She carried another vial in her hands. Black liquid sloshed inside from one of the many cauldrons that had gutted the landscape with its smoke and odors the last couple of days. We stood before the hulking carcass of a mastodon-like beast. Only its rib cage remained intact, wide enough for us to pass through. Two brown tusks lay nearby; the ends of one lay broken, the other buried so deep underneath the sand that only its tip gleamed out at us through the muddied churning of seawater.
The girl lifted the bottle to her lips and drank until there was nothing left. When she was done, she let it fall from her grasp, and before it hit the ground, she was already moving, performing the same ritual as she had with the taurvi.
Something that resembled lightning lanced through the bones, circled the massive ribs, and struck at the barely visible tusk. And then the skeleton moved. It struggled to stand, and the tusks rose, attracted to the rest of its body like a magnet. It settled atop the bony jaws. One by one, like a life-sized puzzle, it built and took form. Femurs attached themselves to pelvic bones and tibia, vertebrae lining up to collarbone and neck spurs. What it could not find, it created out of thin air.
And throughout it all, the girl never stopped. Her fingers danced and her feet moved, and she circled her creation like a parent awaiting the birth of her child until the massive being rose before her, whole and complete, magic spun into flesh.

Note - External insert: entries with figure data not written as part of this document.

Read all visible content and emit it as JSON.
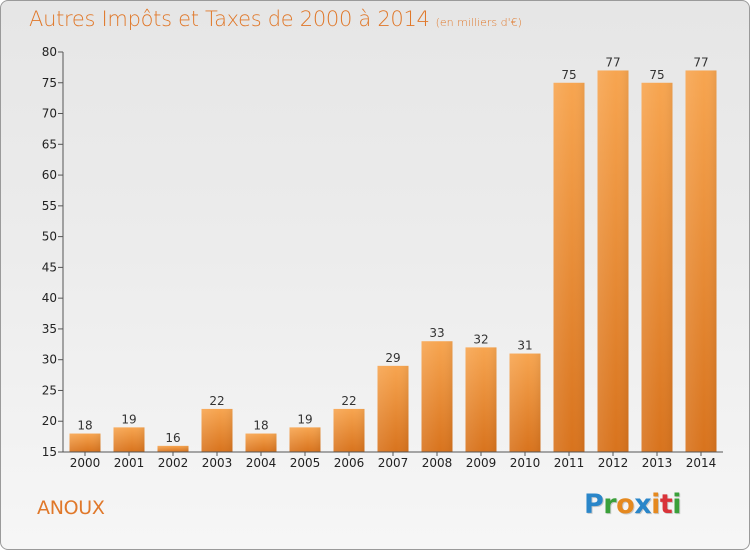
{
  "title": "Autres Impôts et Taxes de 2000 à 2014",
  "subtitle": "(en milliers d'€)",
  "commune": "ANOUX",
  "logo": {
    "letters": [
      "P",
      "r",
      "o",
      "x",
      "i",
      "t",
      "i"
    ],
    "colors": [
      "#2a86c9",
      "#3aa03a",
      "#e5891f",
      "#2a86c9",
      "#e5891f",
      "#d9333a",
      "#3aa03a"
    ]
  },
  "colors": {
    "bar_light": "#f7a550",
    "bar_dark": "#d8731d",
    "accent": "#e0782a"
  },
  "chart_data": {
    "type": "bar",
    "categories": [
      "2000",
      "2001",
      "2002",
      "2003",
      "2004",
      "2005",
      "2006",
      "2007",
      "2008",
      "2009",
      "2010",
      "2011",
      "2012",
      "2013",
      "2014"
    ],
    "values": [
      18,
      19,
      16,
      22,
      18,
      19,
      22,
      29,
      33,
      32,
      31,
      75,
      77,
      75,
      77
    ],
    "ylim": [
      15,
      80
    ],
    "yticks": [
      15,
      20,
      25,
      30,
      35,
      40,
      45,
      50,
      55,
      60,
      65,
      70,
      75,
      80
    ],
    "title": "Autres Impôts et Taxes de 2000 à 2014",
    "subtitle": "(en milliers d'€)",
    "xlabel": "",
    "ylabel": "",
    "grid": false,
    "data_labels": true
  }
}
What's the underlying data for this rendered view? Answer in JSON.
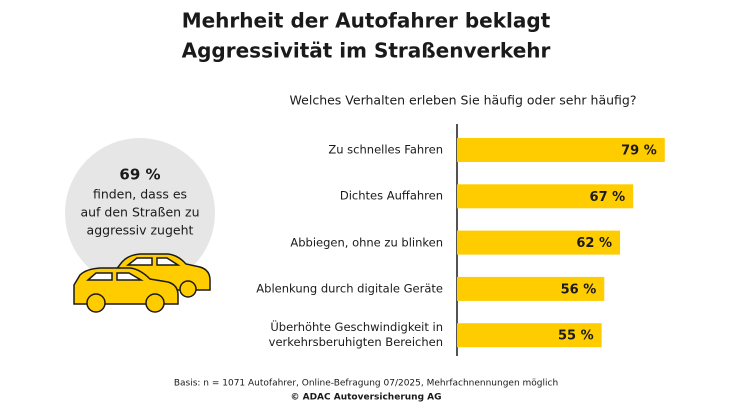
{
  "chart_data": {
    "type": "bar",
    "orientation": "horizontal",
    "title": [
      "Mehrheit der Autofahrer beklagt",
      "Aggressivität im Straßenverkehr"
    ],
    "subtitle": "Welches Verhalten erleben Sie häufig oder sehr häufig?",
    "categories": [
      "Zu schnelles Fahren",
      "Dichtes Auffahren",
      "Abbiegen, ohne zu blinken",
      "Ablenkung durch digitale Geräte",
      "Überhöhte Geschwindigkeit in\nverkehrsberuhigten Bereichen"
    ],
    "values": [
      79,
      67,
      62,
      56,
      55
    ],
    "value_labels": [
      "79 %",
      "67 %",
      "62 %",
      "56 %",
      "55 %"
    ],
    "color": "#ffcc00",
    "xlim": [
      0,
      100
    ],
    "callout": {
      "headline": "69 %",
      "lines": [
        "finden, dass es",
        "auf den Straßen zu",
        "aggressiv zugeht"
      ]
    },
    "footnote": [
      "Basis: n = 1071 Autofahrer, Online-Befragung 07/2025, Mehrfachnennungen möglich",
      "© ADAC Autoversicherung AG"
    ]
  }
}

“Imagine if you had the power to control daeva like these. Imagine the kingdoms that would quake and tremble before you. With such a threat at their borders, how quickly do you think they would mend their ways? Would more people fall under King Aadil of Drycht’s iron grip? Would he look out from the windows of his castle and see us at his gates and still send innocents to the headsman’s block? Would he still exile those like you who strive for a truth he does not wish to see? Would murderers in his kingdom still go unpunished for killing their daughters?

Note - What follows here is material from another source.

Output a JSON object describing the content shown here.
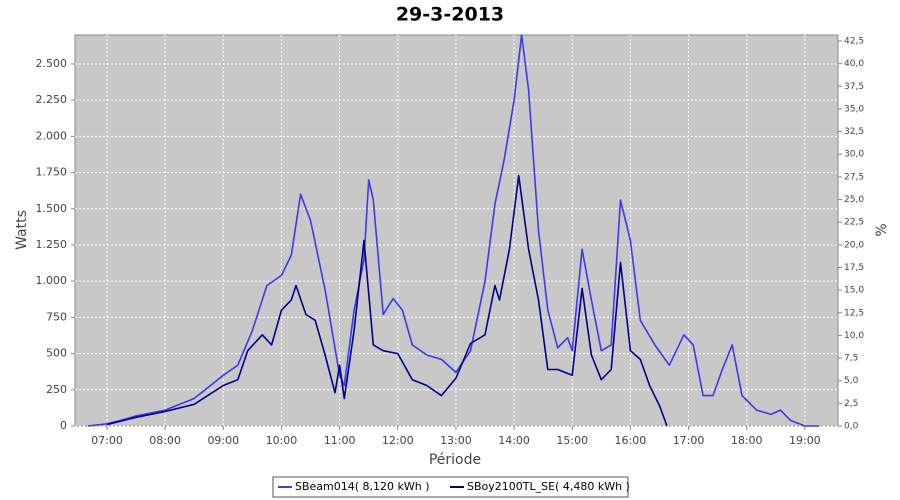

“And if I turned my taurvi and my akvan southward, to cross the rolling plains of Odalia to enter the kingdom of Kion, would the asha of Ankyo regret what they did to the man I loved?”
The akvan shook the sand and water from its hide and bayed at the rising moon. Its black heart shone, suspended in the breeze, until the girl reached out and plucked it from the air.
“Do they not understand,” the girl asked, her voice so very soft, “that they are nothing more than playthings in the eyes of daeva?”